Northeastern Section - 49th Annual Meeting (23–25 March)

Paper No. 16
Presentation Time: 8:00 AM-12:00 PM


RITZ, William, Geology, Bucknell University, 701 moore avenue, Lewisburg, PA 17837 and KIRBY, Carl S., Geology Dept, Bucknell University, Lewisburg, PA 17837,

The production of natural gas in Pennsylvania has grown rapidly, rising from approximately 0.5 billion cubic feet (bcf) per day in 2005 to 6.1 bcf per day in 2012. This increase is largely due to the extraction of gas from the Marcellus shale via unconventional wells, which combine horizontal drilling and hydraulic fracturing (fracking) to access resources within the shale.

To obtain (i.e., produce) any fuel requires an energy input.
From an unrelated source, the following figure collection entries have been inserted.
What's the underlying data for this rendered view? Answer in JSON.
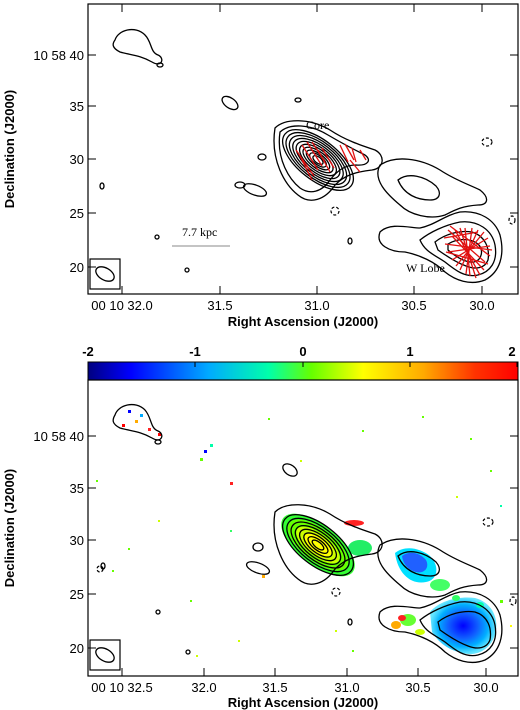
{
  "figure": {
    "panels": [
      {
        "id": "top",
        "ra_ticks": [
          "00 10 32.0",
          "31.5",
          "31.0",
          "30.5",
          "30.0"
        ],
        "dec_ticks": [
          "10 58 40",
          "35",
          "30",
          "25",
          "20"
        ],
        "xlabel": "Right Ascension (J2000)",
        "ylabel": "Declination (J2000)",
        "annotations": {
          "core": "Core",
          "lobe": "W Lobe",
          "scale_bar": "7.7 kpc"
        },
        "vector_color": "#e01010"
      },
      {
        "id": "bottom",
        "ra_ticks": [
          "00 10 32.5",
          "32.0",
          "31.5",
          "31.0",
          "30.5",
          "30.0"
        ],
        "dec_ticks": [
          "10 58 40",
          "35",
          "30",
          "25",
          "20"
        ],
        "xlabel": "Right Ascension (J2000)",
        "ylabel": "Declination (J2000)",
        "colorbar": {
          "ticks": [
            "-2",
            "-1",
            "0",
            "1",
            "2"
          ],
          "range": [
            -2,
            2
          ],
          "colors": [
            "#000080",
            "#0000ff",
            "#00aaff",
            "#00ffaa",
            "#66ff00",
            "#ffff00",
            "#ffaa00",
            "#ff3300",
            "#ff0000"
          ]
        }
      }
    ]
  },
  "chart_data": [
    {
      "type": "contour",
      "x_axis": "Right Ascension (J2000)",
      "y_axis": "Declination (J2000)",
      "xlim": [
        "00 10 32.3",
        "00 10 29.7"
      ],
      "ylim": [
        "10 58 18",
        "10 58 45"
      ],
      "features": [
        "Core",
        "W Lobe"
      ],
      "overlay": "polarization vectors (red)"
    },
    {
      "type": "heatmap",
      "x_axis": "Right Ascension (J2000)",
      "y_axis": "Declination (J2000)",
      "xlim": [
        "00 10 32.5",
        "00 10 29.7"
      ],
      "ylim": [
        "10 58 18",
        "10 58 45"
      ],
      "color_range": [
        -2,
        2
      ],
      "overlay": "contours (black)"
    }
  ]
}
We calculated an energy returned on investment (EROI) to estimate the netenergy production from unconventional Marcellus Shale wells. The EROI is a dimensionless ratio: energy output/energy inputs. There are about 25 classes of energy input for gas from a Marcellus well; this study accounted for approximately 80% of those inputs. Energy uses during the following stages were determined: well site preparation and construction, gas gathering and compression, dehydration and processing, booster compression, and transmission

Two types of EROIs were performed: a net energy ratio (NER) model and a net external energy ratio (NEER) model. The NER includes all energy use for all processes in its inputs, including “self-use” (gas from the wellhead that is used to compress and process the gas). In the NEER, only external energy sources are included as inputs (e.g., diesel fuel to power drilling rigs) and does not include self-use. For energy returned in both NER and NEER models, we used high, middle and low (90th, 50th, and 10th percentile, respectively) natural gas production values from industry and government sources. The NER method produced EROI values of 6.8, 6.6, and 5.4. Using the NEER method, resulting values were higher, with EROIs of 47, 38, and 17. These shale gas EROIs are compared to EROIs for other energy sources, including oil (16) and coal (80), as well as other EROI studies for natural gas. These EROIs are also put into the context of the “EROI cliff” or “EROI threshold,” which claims that EROIs less than approximately 10 are too low to meet energy demands of modern societies.